The intersectionality paradigm has emerged as a framework to meet a paradigm shift in multiculturalism and social justice that contests unilateral perspectives of social identity. There are methodological challenges in both quantitative, qualitative, and mixed-methods research design, which range from negotiating research questions to philosophical approaches. With participants, the presenters will co-construct applications that underlie intersectionality to implement across research design in counseling.

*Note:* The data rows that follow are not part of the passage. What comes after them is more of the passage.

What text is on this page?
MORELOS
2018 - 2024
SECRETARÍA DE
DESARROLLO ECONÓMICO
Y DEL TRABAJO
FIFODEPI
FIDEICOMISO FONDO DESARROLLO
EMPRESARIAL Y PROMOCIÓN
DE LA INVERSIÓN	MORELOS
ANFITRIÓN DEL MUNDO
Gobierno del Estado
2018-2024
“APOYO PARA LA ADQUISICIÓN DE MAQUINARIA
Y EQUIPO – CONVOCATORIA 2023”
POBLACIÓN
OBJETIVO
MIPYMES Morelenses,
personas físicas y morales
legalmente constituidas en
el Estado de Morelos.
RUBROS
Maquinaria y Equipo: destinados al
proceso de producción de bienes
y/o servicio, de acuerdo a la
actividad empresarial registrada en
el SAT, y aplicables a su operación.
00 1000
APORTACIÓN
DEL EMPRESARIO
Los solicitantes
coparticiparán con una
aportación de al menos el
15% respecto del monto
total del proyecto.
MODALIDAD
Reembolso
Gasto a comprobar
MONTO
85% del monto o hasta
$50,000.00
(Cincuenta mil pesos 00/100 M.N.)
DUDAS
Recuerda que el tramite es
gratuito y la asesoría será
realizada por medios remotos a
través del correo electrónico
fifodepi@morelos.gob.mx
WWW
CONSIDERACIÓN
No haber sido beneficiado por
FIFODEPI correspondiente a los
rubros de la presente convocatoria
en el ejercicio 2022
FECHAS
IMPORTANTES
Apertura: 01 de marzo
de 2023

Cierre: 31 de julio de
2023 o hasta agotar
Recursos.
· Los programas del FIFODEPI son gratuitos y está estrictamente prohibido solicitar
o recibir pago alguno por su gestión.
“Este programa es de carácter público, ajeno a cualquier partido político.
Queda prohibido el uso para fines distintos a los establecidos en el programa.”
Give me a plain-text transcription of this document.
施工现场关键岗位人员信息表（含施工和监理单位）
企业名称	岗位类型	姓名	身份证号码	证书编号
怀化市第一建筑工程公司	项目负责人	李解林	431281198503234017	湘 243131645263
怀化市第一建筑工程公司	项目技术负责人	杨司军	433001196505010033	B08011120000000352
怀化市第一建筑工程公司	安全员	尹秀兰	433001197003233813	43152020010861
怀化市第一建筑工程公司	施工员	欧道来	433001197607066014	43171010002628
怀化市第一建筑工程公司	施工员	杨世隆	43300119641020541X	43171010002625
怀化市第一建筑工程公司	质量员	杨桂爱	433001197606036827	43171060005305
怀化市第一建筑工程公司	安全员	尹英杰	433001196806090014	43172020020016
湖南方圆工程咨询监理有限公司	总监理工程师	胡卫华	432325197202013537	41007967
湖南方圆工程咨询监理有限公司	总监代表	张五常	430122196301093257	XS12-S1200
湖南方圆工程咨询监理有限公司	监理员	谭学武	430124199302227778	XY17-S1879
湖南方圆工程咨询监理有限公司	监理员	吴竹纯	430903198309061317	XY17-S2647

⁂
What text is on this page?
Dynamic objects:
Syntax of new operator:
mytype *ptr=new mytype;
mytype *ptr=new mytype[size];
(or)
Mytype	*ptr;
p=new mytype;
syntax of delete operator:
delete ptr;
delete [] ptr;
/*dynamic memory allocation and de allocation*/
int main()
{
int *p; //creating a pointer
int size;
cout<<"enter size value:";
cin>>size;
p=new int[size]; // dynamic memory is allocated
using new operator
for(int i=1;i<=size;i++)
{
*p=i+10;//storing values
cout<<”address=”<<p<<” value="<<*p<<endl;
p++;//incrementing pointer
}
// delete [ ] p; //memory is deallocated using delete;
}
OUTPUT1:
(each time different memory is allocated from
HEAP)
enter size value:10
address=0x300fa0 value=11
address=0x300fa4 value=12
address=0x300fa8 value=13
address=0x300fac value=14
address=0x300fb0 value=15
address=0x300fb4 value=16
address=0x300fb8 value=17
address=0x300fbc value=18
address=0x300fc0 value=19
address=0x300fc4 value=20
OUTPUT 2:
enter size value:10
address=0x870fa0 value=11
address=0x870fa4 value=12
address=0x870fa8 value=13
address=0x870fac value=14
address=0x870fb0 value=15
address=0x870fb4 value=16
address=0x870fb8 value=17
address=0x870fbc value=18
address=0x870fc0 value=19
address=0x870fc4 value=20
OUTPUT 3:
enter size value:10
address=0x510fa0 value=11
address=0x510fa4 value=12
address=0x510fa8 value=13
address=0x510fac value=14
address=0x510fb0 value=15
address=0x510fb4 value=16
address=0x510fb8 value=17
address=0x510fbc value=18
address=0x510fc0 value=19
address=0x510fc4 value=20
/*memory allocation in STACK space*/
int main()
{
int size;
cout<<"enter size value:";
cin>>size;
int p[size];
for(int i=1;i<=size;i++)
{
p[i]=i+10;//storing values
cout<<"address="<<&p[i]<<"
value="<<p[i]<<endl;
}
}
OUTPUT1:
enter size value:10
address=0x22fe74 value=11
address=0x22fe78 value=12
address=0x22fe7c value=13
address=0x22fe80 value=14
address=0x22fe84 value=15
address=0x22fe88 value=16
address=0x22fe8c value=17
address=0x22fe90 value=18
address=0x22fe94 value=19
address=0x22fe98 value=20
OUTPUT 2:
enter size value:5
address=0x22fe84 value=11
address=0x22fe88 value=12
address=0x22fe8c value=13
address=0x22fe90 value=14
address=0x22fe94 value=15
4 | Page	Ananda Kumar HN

Intersectionality theory has significantly emerged across multiple disciplines of scholarship to bolster the intellectual promise and an agenda focused on diversity, multiculturalism, and social justice (Bowleg, 2012; Collins & Bilge, 2016; Cho, 2013; Cho et al., 2013; Warner et al., 2016). Although the work of Collins (1986, 1990, 2004) and Crenshaw (1988, 1989, 1991) were central to contributions on intersectionality, they often cite the work of predecessors illustrating personal narratives as women of color (Anzaldua, 1987; hooks, 1981, 1984,1989; Lorde, 1984; Moraga & Anzaldua, 1983). Since its inception, intersectionality has immensely evolved to engage applied and theoretical disciplines, including counseling and counselor education. Intersectionality operates on multiple foci: (a) social identity categories as intersecting instead of additive and parallel; (b) simultaneous experiences of privilege and oppression; (c) antiessentialism to excavate diversity between and within identities; (d) hegemonic power systems reproducing oppression; and (e) social justice agendas to counter social inequities.
Provide an overview of conceptual and empirical literature that addresses intersectionality with research methods.
Offer a conceptual framework for research training that fosters critical thinking about social and cultural identities.
Foster collaborative new ideas for pedagogical tools to involve intersectionality in development of research design.